Sherly menambahkan, pelaksanaan bursa kerja tahun ini menunjukkan performa yang jauh lebih baik dan terintegrasi dibandingkan tahun sebelumnya, bahkan di tengah situasi tantangan fiskal secara nasional.

"Di tengah himpitan kondisi fiskal nasional, Pemerintah Provinsi Maluku Utara terbukti masih mampu mempersembahkan pertumbuhan kesempatan kerja yang semakin sehat dan inklusif bagi masyarakat," tandasnya.

Pada kesempatan tersebut, Pemprov Malut juga menerima bantuan satu unit truk jungkit (dump truck) 10 roda dari PT Tempo Press International Delivery yang nantinya akan dialokasikan untuk menunjang kegiatan pelatihan pengoperasian alat berat bagi tenaga kerja lokal.
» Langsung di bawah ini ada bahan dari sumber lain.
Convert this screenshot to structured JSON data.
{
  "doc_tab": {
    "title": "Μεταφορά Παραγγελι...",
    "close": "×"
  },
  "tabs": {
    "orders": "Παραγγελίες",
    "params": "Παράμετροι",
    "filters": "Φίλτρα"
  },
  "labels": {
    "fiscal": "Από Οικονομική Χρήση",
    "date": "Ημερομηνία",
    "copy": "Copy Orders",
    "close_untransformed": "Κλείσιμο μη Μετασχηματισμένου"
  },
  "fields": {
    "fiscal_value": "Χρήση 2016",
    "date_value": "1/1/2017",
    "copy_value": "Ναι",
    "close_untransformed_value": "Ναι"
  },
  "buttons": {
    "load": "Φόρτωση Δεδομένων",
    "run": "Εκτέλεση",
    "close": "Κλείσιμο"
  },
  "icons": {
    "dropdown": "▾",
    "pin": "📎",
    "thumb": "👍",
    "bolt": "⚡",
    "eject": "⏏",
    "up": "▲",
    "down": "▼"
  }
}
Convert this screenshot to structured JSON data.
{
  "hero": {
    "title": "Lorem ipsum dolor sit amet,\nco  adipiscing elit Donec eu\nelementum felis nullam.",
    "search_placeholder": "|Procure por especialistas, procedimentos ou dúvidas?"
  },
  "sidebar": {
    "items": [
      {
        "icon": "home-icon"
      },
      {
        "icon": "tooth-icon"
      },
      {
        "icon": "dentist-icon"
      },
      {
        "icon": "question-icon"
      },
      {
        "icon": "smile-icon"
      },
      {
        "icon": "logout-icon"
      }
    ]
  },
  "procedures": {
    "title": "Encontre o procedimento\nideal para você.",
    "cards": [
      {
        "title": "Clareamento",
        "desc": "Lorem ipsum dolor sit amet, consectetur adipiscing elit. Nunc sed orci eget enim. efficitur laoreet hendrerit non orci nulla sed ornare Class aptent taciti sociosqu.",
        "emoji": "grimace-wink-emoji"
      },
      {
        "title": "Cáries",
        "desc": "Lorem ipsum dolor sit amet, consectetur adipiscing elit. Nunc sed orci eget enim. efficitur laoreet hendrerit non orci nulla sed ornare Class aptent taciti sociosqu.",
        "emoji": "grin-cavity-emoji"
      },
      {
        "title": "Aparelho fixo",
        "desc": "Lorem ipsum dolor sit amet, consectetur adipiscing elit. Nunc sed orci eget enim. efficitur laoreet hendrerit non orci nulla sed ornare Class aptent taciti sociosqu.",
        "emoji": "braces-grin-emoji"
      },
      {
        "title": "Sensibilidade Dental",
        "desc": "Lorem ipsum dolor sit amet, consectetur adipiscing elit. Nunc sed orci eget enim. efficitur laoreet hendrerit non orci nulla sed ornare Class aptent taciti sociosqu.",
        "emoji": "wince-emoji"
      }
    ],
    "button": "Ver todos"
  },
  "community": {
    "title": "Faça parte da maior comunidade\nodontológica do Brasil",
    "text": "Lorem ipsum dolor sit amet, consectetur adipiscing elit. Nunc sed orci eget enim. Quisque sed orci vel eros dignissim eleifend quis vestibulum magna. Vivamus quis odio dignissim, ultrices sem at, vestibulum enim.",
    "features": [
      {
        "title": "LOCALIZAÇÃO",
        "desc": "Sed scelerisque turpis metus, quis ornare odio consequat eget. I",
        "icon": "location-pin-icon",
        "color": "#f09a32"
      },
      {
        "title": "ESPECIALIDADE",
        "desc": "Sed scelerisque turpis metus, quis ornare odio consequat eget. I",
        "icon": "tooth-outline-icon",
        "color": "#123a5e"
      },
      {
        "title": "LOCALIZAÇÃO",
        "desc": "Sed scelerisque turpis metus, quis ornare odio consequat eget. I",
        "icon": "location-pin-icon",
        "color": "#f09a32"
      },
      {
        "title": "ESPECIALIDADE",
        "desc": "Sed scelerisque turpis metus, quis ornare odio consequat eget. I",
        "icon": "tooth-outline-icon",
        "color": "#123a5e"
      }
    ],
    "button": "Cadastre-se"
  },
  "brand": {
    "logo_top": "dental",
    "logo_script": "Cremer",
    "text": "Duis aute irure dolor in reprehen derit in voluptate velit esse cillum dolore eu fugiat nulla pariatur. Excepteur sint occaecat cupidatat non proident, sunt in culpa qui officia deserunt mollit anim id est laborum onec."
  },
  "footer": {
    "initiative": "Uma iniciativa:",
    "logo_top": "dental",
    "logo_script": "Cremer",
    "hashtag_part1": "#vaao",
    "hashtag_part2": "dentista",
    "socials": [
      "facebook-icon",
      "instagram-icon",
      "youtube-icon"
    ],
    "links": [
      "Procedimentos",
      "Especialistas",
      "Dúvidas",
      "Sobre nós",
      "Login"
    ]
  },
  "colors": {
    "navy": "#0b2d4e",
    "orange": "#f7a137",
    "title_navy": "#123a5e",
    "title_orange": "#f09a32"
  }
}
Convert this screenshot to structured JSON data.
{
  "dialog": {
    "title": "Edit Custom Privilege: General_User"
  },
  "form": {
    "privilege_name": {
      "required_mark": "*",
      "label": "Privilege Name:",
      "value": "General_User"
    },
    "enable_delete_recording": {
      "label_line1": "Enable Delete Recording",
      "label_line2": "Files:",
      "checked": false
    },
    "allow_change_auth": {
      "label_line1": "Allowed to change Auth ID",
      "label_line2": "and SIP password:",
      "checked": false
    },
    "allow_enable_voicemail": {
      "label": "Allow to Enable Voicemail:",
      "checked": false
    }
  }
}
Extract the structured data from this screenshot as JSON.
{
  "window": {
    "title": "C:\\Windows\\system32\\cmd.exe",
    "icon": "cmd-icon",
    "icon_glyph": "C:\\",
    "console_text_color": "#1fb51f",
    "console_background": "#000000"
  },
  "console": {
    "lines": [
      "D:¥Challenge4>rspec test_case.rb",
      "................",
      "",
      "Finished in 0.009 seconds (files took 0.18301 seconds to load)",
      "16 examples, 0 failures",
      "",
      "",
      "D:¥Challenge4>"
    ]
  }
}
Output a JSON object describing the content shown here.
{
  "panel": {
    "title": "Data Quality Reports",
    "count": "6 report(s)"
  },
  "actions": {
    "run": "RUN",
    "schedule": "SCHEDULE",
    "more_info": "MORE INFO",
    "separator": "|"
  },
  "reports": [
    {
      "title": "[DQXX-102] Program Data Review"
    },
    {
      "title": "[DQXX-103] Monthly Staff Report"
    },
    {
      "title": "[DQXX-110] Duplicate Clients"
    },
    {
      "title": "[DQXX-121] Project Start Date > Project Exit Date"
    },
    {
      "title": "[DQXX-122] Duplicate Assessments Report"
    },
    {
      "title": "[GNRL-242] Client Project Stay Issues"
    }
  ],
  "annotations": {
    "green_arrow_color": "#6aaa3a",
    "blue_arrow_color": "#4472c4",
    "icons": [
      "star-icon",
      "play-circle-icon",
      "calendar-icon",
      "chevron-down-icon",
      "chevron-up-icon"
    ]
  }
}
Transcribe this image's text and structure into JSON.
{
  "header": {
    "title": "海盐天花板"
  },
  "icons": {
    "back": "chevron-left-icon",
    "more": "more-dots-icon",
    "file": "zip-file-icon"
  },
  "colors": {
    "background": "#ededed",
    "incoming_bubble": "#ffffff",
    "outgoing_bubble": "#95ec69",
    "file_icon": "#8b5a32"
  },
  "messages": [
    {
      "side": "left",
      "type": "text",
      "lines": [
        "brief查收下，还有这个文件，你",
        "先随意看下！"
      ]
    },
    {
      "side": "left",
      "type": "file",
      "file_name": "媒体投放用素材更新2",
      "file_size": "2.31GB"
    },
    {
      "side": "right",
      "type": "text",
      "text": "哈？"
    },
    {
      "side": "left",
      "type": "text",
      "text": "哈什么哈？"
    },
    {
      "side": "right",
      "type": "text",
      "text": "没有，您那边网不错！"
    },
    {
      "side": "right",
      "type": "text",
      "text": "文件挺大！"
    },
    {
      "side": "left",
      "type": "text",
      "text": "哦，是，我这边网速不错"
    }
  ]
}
Langkah ini menjadi bagian dari komitmen penguatan kapasitas sumber daya manusia (SDM) daerah.

Selain itu, dilakukan pula penyerahan jaminan sosial berupa kartu kepesertaan BPJS Ketenagakerjaan kepada sejumlah pekerja, di antaranya Fahrul Siu, Jakson Tuison, Muhammad Febriansyah, Meity Sumbala, dan Gerti Nagaraviar.

Gubernur turut menyerahkan bantuan stimulan Tenaga Kerja Mandiri (TKM) berupa:

  1. Bantuan armada Viar roda 3 untuk TKM Desa Togoliua, Kecamatan Tobelo Barat.
  2. Bantuan armada Viar roda 3 untuk TKM Desa Juanga, Kecamatan Morotai Selatan.
  3. Bantuan paket alat pertukangan kepada TKM Desa Rawajaya, Kecamatan Tobelo.
  4. Bantuan alat usaha katering kepada TKM Desa Gosoma, Kecamatan Tobelo.
  5. Bantuan peralatan pembuat roti dan kue kepada TKM Desa Gura, Kecamatan Tobelo.

Lebih lanjut, Gubernur perempuan pertama di Maluku Utara tersebut menyerahkan bantuan 20 unit mesin kapal kepada sepuluh kelompok usaha nelayan lokal, yakni: Sinar Harapan, Sharoon, Alberki, Salendang Squad, Dermaga Dua, Hiara Basudara, Sinagoge, Lautan Biru, Dermaga Pitu, dan Henengamoi.

Bantuan mesin kapal tersebut disambut gembira oleh para nelayan. Fein Widadari, salah satu anggota Kelompok Usaha Henengamoi, mengaku bantuan ini sangat menunjang produktivitas tangkapan serta aspek keselamatan mereka saat melaut.

"Senang sekali bisa mendapatkan perhatian langsung dari Ibu Gubernur. Mesin kapal ini bisa kami gunakan bergiliran karena beberapa unit mesin milik anggota kami sudah rusak," kata Fein penuh suka cita.

Rasa syukur juga diungkapkan oleh Maris (47), pelaku usaha mikro penerima bantuan alat pembuat kue asal Desa Gosoma. Sehari-hari, Maris memproduksi kue secara tradisional dan menitipkannya ke warung-warung setempat. "Saat pesanan meningkat, alat-alat modern dari Pemprov ini akan sangat membantu efisiensi kerja saya," tuturnya haru.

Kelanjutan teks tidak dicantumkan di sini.